The scientists identified the subvariant last month in one of 97 collected random samples.

The scientists identified the subvariant last month in one of 97 collected random samples.

Published Jan 11, 2023


Cape Town - While South Africa will not reimpose Covid-19 restrictions, testing and surveillance of wastewater to detect Sars-CoV-2 RNA amid new Omicron subvariant, XBB.1.5 will be heightened.

There will also be renewed focus on the vaccination programme after the Department of Health was advised by the World Health Organisation (WHO) and scientific advisers, said Health Minister Joe Phaahla.

He held a virtual media briefing on Tuesday, together with his deputy Sibongiseni Dhlomo, to give an update about Covid-19.

This follows the discovery of the first XBB.1.5 subvariant case in the country, which was detected by the Centre for Genomic Surveillance at Stellenbosch University.

The scientists identified the subvariant last month in one of 97 collected random samples.

Omicron is dominant in China, with some countries across the globe having imposed requirements for travellers from the country due to the rate of infections and deaths reported last month.

“We have consulted our ministerial advisory committees and also the World Health Organisation.

“In both cases, the advice that we have received is that there is no need to impose any travel restrictions on any country, including China and that we also do not need to re-impose any restrictions internally in our country,” said Phaahla.

He said the XBB.1.5 has been detected more in the US, where its prevalence was rated at about 6.8% of the circulating subvariants.

“While the various subvariants have shown different levels of transmissibility, there has thus been no marked change in severity of illness.”

Precautionary measures that will however be taken include the rollout of vaccine booster shots, not only to people over 50 years, but also all adults over 18 years of age.

Acting chief director and child health specialist Dr Lesley Bamford said at this stage there were no plans to further vaccinate children.

Head of the Division of Public Health Surveillance and Response at the National Institute for Communicable Diseases, Dr Michelle Groome, said while the variant was dominant elsewhere, it did not mean that it would become dominant in the country.

“It has been in the US since October and while there is some evidence that it is slightly more transmissible, this evidence is weak. There is nothing proving that the variant will increase severity in illness,” said Groome.

Meanwhile, Health MEC Dr Nomafrench Mbombo has encouraged people to remain calm and careful in the light of the XBB.1.5.

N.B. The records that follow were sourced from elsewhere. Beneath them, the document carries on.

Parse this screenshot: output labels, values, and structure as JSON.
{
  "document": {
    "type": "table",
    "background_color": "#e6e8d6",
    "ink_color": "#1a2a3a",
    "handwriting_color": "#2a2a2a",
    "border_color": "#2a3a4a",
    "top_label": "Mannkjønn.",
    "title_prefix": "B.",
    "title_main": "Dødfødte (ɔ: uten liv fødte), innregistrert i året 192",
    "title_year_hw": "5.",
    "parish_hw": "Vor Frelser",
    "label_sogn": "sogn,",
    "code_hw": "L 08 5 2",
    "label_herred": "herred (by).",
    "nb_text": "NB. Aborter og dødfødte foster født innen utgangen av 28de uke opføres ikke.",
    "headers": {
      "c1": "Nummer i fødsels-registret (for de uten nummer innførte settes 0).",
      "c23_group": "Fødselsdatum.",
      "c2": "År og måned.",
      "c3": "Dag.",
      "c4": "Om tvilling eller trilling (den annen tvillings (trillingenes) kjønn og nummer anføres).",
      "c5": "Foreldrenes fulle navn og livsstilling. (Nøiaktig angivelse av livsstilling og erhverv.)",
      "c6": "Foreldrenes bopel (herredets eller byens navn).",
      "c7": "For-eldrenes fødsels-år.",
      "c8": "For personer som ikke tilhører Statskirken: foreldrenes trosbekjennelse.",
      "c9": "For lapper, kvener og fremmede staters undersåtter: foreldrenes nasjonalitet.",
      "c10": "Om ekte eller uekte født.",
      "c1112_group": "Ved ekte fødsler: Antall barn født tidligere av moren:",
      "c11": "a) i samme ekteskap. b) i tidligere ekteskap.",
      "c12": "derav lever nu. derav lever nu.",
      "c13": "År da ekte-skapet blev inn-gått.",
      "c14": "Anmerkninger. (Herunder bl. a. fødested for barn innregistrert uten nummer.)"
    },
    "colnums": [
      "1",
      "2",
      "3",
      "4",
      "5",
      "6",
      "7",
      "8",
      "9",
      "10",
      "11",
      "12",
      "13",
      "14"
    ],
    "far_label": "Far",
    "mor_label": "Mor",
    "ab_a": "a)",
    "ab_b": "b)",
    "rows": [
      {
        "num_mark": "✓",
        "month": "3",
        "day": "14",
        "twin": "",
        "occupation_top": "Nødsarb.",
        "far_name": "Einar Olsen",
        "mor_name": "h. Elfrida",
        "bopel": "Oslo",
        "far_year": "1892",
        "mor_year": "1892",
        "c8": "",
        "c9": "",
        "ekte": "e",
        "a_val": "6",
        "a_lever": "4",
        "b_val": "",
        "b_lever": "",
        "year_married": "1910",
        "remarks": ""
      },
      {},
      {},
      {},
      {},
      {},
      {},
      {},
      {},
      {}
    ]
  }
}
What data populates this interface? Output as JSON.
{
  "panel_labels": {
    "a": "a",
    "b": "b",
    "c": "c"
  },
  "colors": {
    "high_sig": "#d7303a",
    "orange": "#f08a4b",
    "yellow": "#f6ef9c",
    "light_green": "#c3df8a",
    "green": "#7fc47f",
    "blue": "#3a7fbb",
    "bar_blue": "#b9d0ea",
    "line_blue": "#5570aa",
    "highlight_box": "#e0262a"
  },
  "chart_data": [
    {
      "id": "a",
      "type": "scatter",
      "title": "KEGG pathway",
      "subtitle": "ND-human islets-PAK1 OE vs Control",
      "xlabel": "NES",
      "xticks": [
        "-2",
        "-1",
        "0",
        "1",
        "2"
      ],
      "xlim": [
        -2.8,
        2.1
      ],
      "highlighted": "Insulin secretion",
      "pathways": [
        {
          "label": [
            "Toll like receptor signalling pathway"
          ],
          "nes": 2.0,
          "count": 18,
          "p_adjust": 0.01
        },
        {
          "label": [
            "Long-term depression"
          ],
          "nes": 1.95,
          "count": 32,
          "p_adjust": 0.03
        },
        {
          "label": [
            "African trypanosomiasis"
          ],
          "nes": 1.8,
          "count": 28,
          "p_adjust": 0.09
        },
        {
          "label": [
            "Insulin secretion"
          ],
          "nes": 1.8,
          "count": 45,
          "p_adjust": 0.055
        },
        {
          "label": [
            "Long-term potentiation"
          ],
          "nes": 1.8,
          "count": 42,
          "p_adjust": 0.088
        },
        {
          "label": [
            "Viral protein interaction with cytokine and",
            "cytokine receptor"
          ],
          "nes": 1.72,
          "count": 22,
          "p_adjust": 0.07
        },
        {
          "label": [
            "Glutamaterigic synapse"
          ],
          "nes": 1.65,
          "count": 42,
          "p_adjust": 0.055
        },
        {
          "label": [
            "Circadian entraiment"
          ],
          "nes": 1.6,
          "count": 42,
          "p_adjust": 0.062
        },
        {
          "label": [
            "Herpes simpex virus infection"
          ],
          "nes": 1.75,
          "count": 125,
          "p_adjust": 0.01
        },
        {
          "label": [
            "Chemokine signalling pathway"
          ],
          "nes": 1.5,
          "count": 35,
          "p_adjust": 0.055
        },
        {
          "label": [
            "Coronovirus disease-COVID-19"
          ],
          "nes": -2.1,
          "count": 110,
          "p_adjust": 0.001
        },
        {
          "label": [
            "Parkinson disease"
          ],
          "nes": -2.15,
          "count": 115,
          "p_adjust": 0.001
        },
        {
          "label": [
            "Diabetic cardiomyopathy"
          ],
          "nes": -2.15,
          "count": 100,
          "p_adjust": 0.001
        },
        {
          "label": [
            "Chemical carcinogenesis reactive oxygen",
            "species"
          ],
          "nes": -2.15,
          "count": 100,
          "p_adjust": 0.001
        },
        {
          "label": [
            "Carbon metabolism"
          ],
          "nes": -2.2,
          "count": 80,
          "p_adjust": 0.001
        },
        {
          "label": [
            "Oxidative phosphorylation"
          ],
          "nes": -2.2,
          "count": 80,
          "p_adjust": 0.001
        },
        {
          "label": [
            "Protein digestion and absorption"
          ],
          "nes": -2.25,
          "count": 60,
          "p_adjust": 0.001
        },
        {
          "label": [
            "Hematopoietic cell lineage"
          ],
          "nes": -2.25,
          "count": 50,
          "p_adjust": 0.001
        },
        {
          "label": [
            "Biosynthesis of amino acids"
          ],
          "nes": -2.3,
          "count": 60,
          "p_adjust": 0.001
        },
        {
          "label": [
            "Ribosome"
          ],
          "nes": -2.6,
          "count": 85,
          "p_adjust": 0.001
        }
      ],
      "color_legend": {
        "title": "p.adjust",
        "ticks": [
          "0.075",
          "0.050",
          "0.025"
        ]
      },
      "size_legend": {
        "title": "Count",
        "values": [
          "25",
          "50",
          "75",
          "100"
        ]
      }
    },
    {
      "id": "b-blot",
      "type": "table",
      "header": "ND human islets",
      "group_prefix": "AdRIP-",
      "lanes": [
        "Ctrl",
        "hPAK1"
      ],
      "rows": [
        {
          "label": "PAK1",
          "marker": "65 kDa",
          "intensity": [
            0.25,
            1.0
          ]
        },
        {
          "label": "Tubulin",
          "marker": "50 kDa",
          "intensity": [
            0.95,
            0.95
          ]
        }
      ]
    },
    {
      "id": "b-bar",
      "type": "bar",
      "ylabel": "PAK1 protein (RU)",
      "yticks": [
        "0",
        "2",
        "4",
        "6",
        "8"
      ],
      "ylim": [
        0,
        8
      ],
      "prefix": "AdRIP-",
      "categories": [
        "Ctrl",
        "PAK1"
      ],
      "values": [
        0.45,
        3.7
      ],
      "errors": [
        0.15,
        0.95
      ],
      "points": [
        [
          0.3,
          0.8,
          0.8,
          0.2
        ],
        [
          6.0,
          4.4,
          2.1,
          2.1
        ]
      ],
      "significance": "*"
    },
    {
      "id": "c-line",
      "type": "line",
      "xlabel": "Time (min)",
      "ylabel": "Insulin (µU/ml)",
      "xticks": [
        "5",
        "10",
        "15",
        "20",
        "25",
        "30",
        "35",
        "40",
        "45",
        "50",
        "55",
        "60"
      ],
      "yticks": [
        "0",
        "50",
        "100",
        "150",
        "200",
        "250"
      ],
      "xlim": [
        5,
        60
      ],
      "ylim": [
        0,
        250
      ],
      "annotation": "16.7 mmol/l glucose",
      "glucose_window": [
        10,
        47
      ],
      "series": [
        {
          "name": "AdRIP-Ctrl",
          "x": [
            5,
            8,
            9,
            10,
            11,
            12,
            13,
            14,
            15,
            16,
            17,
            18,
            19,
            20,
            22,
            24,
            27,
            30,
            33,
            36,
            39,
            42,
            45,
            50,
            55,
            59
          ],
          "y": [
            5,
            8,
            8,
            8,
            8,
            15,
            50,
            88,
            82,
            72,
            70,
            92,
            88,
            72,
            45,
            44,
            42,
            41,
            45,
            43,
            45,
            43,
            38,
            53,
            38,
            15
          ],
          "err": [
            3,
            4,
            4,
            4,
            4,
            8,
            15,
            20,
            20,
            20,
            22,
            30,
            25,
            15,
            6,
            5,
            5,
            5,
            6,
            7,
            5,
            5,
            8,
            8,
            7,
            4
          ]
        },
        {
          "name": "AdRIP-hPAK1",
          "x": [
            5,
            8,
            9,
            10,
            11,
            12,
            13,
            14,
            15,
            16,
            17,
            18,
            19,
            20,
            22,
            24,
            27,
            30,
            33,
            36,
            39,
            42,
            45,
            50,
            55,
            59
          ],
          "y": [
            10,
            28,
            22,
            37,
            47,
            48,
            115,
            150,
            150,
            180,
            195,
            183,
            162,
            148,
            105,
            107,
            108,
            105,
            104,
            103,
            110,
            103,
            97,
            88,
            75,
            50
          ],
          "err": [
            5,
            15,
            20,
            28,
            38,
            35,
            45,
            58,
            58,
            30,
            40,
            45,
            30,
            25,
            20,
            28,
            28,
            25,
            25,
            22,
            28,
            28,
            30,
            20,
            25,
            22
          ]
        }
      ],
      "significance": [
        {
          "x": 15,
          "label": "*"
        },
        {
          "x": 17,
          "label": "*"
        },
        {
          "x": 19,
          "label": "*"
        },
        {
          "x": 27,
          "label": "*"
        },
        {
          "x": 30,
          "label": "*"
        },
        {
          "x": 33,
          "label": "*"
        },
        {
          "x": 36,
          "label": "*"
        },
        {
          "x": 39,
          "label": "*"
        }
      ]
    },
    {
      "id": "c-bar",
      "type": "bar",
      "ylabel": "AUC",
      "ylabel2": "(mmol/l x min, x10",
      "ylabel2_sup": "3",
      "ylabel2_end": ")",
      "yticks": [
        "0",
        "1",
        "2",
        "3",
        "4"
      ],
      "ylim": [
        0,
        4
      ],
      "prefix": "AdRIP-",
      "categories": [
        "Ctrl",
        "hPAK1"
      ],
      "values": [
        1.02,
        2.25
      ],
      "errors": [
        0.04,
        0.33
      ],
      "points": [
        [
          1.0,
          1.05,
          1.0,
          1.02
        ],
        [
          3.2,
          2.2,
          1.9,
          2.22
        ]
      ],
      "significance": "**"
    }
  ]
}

“Our department continues to monitor the Covid-19 situation in our province, and we will alert the public if we see a rise in hospitalisations or deaths,” she said.

The daily Covid-19 numbers in the Western Cape show a total number of 349 active cases reported.

About 21 patients are currently admitted to hospital, of these three are in ICU and a total of one death has been reported in the last 7 days.

Mbombo said Phaahla’s briefing confirmed that currently there was no confirmed evidence that XBB.1.5 was more severe or causes more severe disease than other variants.

“While it was detected locally, samples are randomised and there is no clear confirmation that the sample was from the Western Cape. For now, it is important that people take up their vaccinations and boosters, when eligible.

“We still have weekly sites in the province. Vaccination still is the best defence against the Covid-19 virus. It is also crucial to take it up to ensure we can carry on with our lives safely,” said Mbombo.